A Cornish granite cross was erected at Warbstow Cross in memory of the men of the parish who fell in the Great War, 1914 -18. There is a Methodist United Chapel at Canworthy Water, built in 1859, and restored in 1909. Warbstow barrow, and ancient and noted earthwork, is situated two furlongs north of the church, and 880 feet above the sea level; it consists of a double vellum, with two entrances, the inner measuring 1.200 feet by 1.075 feet; from the summit Launceston may be seen.
The land is devided between several owners. The soil is light; sub-soil, various. The chief crops are Oats, Barley and Roots. The area is 1-141 acres of land and 7 of water; rateable value £2,700; the population in 1911 was 344.
Letter through Egloskerry, Cornwall, which is the nearest money order office; telegraph office at Tresmeer station 2 ¼ miles distant, for dispatch only, but Egloskerry is the nearest for Delivery, 5 miles distant.
Post Office, Canworthy Water: Samuel Petherick, sub-postmaster. Letters through Egloskerry.

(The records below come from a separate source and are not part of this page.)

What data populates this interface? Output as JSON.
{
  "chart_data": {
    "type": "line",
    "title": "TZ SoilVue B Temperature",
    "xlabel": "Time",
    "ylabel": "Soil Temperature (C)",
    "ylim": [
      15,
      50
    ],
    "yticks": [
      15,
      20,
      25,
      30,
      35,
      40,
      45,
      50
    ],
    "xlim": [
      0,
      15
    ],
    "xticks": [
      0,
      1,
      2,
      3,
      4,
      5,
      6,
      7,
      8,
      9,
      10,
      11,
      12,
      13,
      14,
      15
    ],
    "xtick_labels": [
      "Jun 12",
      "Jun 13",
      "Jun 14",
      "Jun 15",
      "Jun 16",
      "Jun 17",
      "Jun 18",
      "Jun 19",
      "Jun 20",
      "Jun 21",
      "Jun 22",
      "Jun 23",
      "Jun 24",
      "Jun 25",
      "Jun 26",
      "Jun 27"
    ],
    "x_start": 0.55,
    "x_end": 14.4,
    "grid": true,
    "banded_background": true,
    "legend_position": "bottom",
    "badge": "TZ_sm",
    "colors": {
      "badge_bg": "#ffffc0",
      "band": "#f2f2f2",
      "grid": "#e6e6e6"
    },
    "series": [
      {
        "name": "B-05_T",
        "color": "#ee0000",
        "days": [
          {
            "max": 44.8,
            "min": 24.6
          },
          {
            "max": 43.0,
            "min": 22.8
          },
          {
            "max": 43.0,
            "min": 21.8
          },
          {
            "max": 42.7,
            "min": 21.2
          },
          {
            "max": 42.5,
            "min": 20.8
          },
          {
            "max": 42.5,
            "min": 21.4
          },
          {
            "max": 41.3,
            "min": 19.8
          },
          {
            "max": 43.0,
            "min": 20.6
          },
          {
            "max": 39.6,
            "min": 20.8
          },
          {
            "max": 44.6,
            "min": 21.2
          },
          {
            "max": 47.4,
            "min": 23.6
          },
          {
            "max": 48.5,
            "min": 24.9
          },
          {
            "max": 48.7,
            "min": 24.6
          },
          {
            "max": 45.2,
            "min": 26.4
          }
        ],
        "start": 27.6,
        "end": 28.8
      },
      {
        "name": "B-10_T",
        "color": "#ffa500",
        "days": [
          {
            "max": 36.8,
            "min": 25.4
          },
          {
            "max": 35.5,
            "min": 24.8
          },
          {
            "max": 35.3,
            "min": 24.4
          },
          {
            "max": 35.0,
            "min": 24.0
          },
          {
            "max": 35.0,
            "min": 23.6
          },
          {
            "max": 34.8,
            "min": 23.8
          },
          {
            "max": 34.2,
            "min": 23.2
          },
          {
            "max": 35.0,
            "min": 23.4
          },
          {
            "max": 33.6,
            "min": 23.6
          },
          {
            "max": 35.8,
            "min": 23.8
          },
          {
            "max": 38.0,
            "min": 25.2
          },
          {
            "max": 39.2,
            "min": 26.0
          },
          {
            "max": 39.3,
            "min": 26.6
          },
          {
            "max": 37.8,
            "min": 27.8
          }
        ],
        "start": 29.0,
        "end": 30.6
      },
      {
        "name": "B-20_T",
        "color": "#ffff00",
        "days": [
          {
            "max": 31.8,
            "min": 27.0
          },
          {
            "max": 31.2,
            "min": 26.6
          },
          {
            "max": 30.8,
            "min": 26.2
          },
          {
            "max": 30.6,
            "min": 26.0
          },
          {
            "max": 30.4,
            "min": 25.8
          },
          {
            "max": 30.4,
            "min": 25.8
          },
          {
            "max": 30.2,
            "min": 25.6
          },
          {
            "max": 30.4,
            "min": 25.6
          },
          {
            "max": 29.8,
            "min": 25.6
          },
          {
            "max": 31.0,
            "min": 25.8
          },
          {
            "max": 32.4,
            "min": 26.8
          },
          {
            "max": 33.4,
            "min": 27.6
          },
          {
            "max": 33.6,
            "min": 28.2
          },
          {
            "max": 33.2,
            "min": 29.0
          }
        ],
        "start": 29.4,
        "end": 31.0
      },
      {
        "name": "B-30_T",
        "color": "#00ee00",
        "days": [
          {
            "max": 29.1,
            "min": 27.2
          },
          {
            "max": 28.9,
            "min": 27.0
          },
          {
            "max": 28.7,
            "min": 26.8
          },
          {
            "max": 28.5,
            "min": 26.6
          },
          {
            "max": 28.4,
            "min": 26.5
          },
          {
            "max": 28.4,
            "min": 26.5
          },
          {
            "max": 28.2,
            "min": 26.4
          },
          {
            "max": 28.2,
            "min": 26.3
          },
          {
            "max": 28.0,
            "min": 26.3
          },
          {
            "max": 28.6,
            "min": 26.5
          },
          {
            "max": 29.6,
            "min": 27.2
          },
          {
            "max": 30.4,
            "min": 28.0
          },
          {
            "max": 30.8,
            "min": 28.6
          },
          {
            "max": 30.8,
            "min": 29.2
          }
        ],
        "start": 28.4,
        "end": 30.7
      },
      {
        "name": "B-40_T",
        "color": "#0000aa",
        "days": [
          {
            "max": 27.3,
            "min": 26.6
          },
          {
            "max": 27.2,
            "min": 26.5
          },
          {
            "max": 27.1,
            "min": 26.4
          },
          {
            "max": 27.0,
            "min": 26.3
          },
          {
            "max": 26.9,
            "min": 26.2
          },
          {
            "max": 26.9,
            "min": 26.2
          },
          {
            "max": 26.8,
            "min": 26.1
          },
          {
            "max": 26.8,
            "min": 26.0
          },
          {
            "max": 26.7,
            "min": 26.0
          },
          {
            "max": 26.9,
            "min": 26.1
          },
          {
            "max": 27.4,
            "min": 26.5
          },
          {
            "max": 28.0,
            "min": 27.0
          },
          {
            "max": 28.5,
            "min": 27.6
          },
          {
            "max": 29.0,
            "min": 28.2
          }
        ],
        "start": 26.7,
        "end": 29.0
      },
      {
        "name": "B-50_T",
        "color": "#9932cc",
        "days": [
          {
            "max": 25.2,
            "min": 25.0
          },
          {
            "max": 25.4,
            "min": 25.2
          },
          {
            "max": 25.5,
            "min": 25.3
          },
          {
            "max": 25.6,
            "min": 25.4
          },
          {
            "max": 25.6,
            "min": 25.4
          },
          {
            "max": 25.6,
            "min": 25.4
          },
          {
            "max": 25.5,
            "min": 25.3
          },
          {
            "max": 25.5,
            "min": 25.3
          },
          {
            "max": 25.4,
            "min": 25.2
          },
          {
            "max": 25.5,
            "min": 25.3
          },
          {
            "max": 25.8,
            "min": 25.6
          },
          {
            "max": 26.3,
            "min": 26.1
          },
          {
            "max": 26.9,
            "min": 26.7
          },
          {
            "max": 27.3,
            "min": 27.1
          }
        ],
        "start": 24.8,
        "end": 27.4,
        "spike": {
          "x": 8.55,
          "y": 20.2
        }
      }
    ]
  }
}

St Gennys, 3 miles distant, is nearest money-order and telegraph office for delivery and Tresmeer station, 2 miles distant, for dispatch. Public Elementary School [mixed], for 90 children; Charles Henry Edwards, master; Miss Jenkins, mistress. This school is controlled by the Launceston, Camelford and Stratton District Education Committee; WH Walter, Education Office, Launceston, clerk.